GROVE, Okla. — If Jacob Ingle has his way, his name will eventually be listed with the likes of Yiannis Kouros, Anna Frost, Courtney Dauwalter, Rob Krar and Anna Trabon.
All are ultramarathoners.
The former Northeast Oklahoma cross country standout is one step closer to his goal after winning the Colorado Springs Marathon on Saturday, Sept. 28, with a time of 3 hours, 8 minutes and 13 seconds.
Ingle, 21, averaged a 7.11-minute pace. He finished less than 10 minutes shy of his initial goal — to complete the 26.2-mile race in under 3 hours.
This is the second marathon Ingle has completed. His first, in November 2015, earned him a second place in the Route 66 Marathon in Tulsa, Oklahoma.
His next goal: complete an ultramarathon race, between 50K/50 miles to 100 miles, within the next two years. Ingle plans to run the Route 66 Marathon again this fall in Tulsa, and he said he may run his first ultrarace next year.
“I’m curious, because I want to see what I can do,” Ingle said. “Especially running a 100-mile race in the mountains. I’m curious about all of it.”
“Running helps me in every aspect of my life. It’s a great way to clear my head,” Ingle said. “I’ve found it helps improve my focus and helps me enjoy myself a lot more.”
Ingle, who graduated from Grove High School, was an all-state cross country runner his senior year.
He moved to Colorado two years ago after completing a year of schooling at the University of Oklahoma. He said he wanted to take some time off to work and explore the mountains.
“I just enjoy running a lot,” Ingle said. “I realized it had been a long time since I did it, and I wanted to do it again.”
For the last year, Ingle has worked to build his daily and weekly mileage. When he learned about the marathon, he decided to “jump into the race” to see where he stood.
His training has included low intensity distance runs mixed with high intensity shorter distances.
“I mainly do two long runs back to back, most of the time on Monday and Tuesday, and do a decent amount of mileage,” Ingle said. “I enjoy the exploration aspect of it. I leave home and run 10 to 20 miles and explore places. It’s a great way to see the world.

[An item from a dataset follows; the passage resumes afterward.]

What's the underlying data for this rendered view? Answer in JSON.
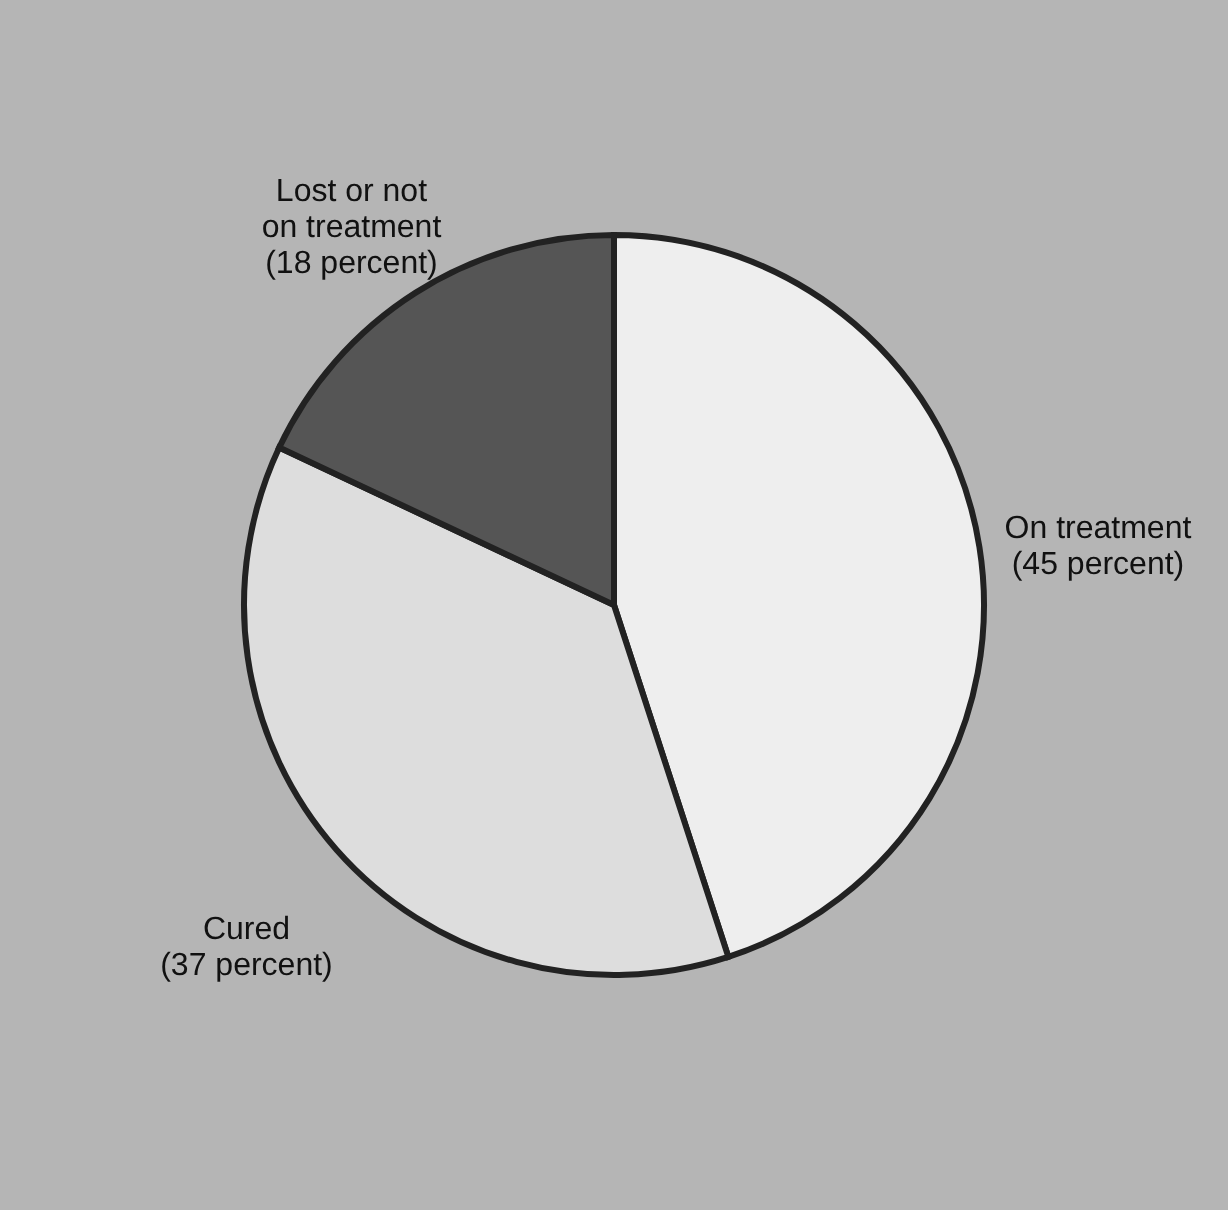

“I don’t know if it’s the regular exercise, the endorphins, or just getting outside in the morning and spending an hour or more outdoors, but I really enjoy (running),” Ingle said.
Role models, mentors
Ingle said he looks up to ultramarathoners such as Dauwalter because she accomplishes a lot of goals with mental strength and humility.
“She ran the MOAB 200 — a 240-mile race and won it outright in 10 hours, over everyone,” Ingle said. “I ran into her on a trail a year ago. It was really cool. It was inspiring.
“I thought oh, 'She’s just a person, not doing anything I can’t do if I just put in the work.' Meeting people who do incredible things you want to do makes it even more realistic, even fun.”
During the race, Ingle said he ran the first half a bit faster than he should, which left him struggling during the second half.
“I was worn down and wanted to give up and quit,” Ingle said. “I knew I had the lead and I just kept myself going.
“I finish what I set out to do,” he added. “I knew if I quit, the next time something came up that was difficult, it would be a lot easier to back away from it and quit. I knew if I finished it would make me stronger, but if I quit it would take me in the opposite direction.”
He admits it felt surreal to be the first to cross the finish line.
“I knew I was in the lead most of the race,” Ingle said. “I never let myself think I could win, until I came around the last corner. When I came around the last corner, I thought, 'Oh, I’m actually winning,'” Ingle said. “It was really cool.”